7.  Heat your oil (about 2 1/2 inches deep) in a heavy-bottomed pot.  I used my Dutch oven for this.  Your oil should be 350º.  Fry doughnuts until golden, turning as needed with tongs or a slotted spoon.  It should take about 1 minute per side.  After drying, place on plate lined with paper towels.

8.  Fry doughnut holes for about 1 minute total.  Fry your doughnut twists for about 2 minutes, if you made any.  Transfer them immediately from hot oil into cinnamon sugar mixture.

Adapted from Joy the Baker, originally from Gourmet Cookbook

Chocolate Glaze

The original recipe for his glaze made a ton, so I’ve halved the recipe.  Feel free to re-double it if you are making a double batch of dougnuts!

1/4 cup unsalted butter
1/8 cup whole milk, warmed
1/2 Tbsp light corn syrup
1 Tbsp vanilla extra
2 oz. bittersweet chocolate (chopped or chips)
1 cup powdered sugar, sifted

1. In a medium saucepan over medium heat, combine butter, milk, corn syrup, and vanilla. Melt butter.
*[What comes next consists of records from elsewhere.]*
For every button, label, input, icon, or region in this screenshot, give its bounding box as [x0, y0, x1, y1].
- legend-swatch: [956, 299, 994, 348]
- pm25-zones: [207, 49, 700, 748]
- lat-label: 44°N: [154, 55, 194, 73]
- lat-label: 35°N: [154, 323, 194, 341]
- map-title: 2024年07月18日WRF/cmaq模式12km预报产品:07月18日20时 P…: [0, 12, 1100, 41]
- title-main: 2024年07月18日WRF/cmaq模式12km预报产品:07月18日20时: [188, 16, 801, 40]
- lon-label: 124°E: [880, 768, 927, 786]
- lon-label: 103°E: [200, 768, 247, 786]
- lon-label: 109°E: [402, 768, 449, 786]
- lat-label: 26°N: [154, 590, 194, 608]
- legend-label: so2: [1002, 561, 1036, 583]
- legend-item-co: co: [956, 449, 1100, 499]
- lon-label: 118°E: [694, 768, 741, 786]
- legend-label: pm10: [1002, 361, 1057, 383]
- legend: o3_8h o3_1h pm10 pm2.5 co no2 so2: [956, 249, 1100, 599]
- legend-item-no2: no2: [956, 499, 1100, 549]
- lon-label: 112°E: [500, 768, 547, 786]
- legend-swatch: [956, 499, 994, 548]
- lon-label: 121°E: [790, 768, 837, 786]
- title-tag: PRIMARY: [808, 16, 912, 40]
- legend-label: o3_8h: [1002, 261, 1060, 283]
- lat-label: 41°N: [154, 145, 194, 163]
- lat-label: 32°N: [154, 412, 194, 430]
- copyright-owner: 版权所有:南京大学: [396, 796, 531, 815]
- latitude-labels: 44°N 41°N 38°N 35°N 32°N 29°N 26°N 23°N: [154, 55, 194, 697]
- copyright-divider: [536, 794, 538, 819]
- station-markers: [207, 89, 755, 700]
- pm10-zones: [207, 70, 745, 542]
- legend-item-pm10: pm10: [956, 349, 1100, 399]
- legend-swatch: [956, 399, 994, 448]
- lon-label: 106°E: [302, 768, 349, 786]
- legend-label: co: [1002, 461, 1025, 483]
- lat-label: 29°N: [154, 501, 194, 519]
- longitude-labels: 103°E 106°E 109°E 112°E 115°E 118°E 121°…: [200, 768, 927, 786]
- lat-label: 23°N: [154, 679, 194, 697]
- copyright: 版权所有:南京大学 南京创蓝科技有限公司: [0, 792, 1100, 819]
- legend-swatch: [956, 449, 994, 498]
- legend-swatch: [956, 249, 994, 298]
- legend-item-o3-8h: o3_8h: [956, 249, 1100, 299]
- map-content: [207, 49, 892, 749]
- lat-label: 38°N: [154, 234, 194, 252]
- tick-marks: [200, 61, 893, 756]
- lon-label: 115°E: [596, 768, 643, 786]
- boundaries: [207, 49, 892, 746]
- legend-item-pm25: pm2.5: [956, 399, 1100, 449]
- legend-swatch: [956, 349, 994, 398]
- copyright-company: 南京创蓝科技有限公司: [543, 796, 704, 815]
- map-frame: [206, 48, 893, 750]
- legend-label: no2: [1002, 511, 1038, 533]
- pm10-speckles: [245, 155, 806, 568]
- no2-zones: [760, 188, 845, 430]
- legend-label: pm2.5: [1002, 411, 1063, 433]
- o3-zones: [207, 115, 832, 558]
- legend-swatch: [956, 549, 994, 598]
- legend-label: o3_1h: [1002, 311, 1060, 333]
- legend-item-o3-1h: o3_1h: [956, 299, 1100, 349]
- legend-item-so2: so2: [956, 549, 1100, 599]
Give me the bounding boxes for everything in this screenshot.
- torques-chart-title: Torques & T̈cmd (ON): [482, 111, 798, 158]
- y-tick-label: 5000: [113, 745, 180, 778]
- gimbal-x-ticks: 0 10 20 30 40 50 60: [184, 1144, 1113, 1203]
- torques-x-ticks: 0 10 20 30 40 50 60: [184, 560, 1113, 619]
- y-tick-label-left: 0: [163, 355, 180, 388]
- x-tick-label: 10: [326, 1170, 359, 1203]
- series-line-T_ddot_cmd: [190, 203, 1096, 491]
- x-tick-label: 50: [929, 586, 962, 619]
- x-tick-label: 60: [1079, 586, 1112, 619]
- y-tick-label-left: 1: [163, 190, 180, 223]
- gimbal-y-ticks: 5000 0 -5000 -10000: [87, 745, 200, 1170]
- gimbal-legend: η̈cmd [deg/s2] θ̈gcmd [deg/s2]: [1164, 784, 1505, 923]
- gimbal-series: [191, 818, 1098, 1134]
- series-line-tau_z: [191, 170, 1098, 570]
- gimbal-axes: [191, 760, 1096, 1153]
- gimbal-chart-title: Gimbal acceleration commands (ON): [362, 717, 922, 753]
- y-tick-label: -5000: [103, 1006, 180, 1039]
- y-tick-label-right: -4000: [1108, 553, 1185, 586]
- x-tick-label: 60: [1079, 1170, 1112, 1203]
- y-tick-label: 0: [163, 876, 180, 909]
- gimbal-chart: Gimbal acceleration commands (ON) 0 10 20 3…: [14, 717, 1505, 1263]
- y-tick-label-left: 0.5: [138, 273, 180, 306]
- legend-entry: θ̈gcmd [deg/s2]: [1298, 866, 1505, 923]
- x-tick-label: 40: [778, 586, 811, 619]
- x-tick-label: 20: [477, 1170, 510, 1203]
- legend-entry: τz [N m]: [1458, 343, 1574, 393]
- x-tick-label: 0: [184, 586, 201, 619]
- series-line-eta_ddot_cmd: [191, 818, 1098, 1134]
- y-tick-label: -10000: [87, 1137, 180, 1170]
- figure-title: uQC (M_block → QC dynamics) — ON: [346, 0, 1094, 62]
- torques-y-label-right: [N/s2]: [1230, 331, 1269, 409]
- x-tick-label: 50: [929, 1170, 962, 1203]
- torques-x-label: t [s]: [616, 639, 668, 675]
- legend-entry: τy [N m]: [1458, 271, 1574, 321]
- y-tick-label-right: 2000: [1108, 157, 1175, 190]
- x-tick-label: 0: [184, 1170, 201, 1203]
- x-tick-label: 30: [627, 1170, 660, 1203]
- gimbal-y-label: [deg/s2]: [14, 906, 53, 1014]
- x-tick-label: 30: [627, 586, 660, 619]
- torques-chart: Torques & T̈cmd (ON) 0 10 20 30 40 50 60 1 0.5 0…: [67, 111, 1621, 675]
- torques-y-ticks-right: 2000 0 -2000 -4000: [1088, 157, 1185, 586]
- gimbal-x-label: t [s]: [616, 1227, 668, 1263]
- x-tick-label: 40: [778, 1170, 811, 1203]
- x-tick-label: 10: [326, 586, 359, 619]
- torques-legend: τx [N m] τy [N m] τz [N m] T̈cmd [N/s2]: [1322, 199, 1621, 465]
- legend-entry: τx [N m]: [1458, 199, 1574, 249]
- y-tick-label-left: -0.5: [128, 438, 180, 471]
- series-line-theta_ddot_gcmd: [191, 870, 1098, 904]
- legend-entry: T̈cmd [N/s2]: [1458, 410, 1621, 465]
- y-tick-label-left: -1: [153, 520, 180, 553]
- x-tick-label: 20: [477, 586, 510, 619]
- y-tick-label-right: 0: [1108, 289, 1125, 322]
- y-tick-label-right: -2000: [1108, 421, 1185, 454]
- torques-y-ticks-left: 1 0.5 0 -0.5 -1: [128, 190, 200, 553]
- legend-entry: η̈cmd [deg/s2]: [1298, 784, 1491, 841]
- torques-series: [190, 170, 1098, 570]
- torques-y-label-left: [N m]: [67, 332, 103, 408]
2. After decreasing heat to low, add chocolate and stir until melted.

3.  Remove saucepan from heat and add powdered sugar.  Whisk until smooth.

4.  Dip doughnuts in glaze.  If glaze starts to set in the saucepan, you can place it over a bowl of warm water, re-whisk, and leave it there while you dip the rest of the doughnuts.  I didn’t find this step necessary.

5.  Eat and enjoy!  Practice some patience if you can, and don’t burn your fingers and mouth!  Burning your taste buds would be tragic.